The role of the biomarkers may be important either to select a population that would require radiological or endoscopic screening programmes, or to recommend more aggressive diagnostic procedures or therapeutic interventions when radiological or endoscopic lesions have been found. Biomarkscan and Depiscan are ongoing protocols to evaluate the role of these biomarkers.⁶⁰

Conclusion

The most effective treatment for lung cancer remains surgical resection of early-stage disease. Lung cancer screening is able to increase the percentage of early-stage disease diagnosis; however, to date no trials have reported a change in lung cancer mortality, the main outcome of screening studies. A recent recommendation statement for lung cancer screening concluded that the current evidence does not support screening for lung cancer with any method. However, these data are also insufficient to conclude that screening does not work.^61,62 From the first screening trials, conducted in the 1950s, which failed to show any benefit in the use of chest X-ray,^14,15,63,64 through to the progression in imaging techniques, molecular biology knowledge and increasing sophistication in trial design, methodologies for future lung cancer screening programmes are promising (see Table 1).

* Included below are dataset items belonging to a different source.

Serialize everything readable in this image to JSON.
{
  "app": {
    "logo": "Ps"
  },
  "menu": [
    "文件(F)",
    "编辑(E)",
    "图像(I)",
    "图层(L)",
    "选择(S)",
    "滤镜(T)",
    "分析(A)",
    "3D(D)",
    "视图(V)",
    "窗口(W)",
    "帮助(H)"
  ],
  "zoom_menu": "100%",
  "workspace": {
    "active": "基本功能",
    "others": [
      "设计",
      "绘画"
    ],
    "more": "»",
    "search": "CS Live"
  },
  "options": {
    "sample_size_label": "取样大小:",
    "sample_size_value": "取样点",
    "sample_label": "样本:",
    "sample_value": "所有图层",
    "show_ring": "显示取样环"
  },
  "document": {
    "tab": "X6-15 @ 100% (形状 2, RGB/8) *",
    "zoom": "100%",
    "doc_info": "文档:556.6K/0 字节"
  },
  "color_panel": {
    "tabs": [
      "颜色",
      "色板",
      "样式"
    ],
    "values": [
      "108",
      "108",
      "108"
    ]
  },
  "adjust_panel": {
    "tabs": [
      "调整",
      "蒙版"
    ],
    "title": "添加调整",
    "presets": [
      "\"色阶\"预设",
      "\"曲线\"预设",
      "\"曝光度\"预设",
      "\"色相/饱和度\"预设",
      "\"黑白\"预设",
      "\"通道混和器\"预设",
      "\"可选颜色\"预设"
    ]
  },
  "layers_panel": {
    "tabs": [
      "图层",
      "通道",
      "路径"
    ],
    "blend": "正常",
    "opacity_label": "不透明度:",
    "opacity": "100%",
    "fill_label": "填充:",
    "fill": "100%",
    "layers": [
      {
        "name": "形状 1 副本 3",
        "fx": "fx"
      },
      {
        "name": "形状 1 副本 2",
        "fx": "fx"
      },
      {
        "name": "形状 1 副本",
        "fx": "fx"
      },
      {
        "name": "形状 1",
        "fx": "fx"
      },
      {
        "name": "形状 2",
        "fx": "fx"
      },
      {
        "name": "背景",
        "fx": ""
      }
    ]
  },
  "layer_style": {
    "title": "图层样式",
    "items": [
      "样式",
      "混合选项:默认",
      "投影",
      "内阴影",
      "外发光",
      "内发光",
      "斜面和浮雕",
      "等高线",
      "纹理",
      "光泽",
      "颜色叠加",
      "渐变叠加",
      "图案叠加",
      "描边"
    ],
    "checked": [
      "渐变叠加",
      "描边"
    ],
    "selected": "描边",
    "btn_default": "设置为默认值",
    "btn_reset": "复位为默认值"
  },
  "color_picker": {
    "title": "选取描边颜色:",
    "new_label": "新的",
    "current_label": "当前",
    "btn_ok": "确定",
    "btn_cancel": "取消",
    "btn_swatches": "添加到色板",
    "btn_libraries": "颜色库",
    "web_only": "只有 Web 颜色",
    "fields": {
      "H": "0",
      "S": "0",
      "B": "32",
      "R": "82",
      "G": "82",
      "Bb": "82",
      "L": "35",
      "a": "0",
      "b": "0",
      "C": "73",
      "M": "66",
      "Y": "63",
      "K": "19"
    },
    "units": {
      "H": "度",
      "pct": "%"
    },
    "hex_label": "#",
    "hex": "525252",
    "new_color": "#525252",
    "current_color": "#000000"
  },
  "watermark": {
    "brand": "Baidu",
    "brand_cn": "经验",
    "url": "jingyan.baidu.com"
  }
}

In conclusion, considering that the risk of lung cancer increases with the number of cigarettes smoked, years of smoking duration, earlier age at onset of smoking, degree of inhalation, tar and nicotine content, the use of unfiltered cigarettes and passive smoking, and that it decreases in proportion to the number of years after smoking cessation,⁶⁵ while waiting and hoping for current and future improved lung cancer screening results, it is best to increase the primary prevention – promoting smoking cessation.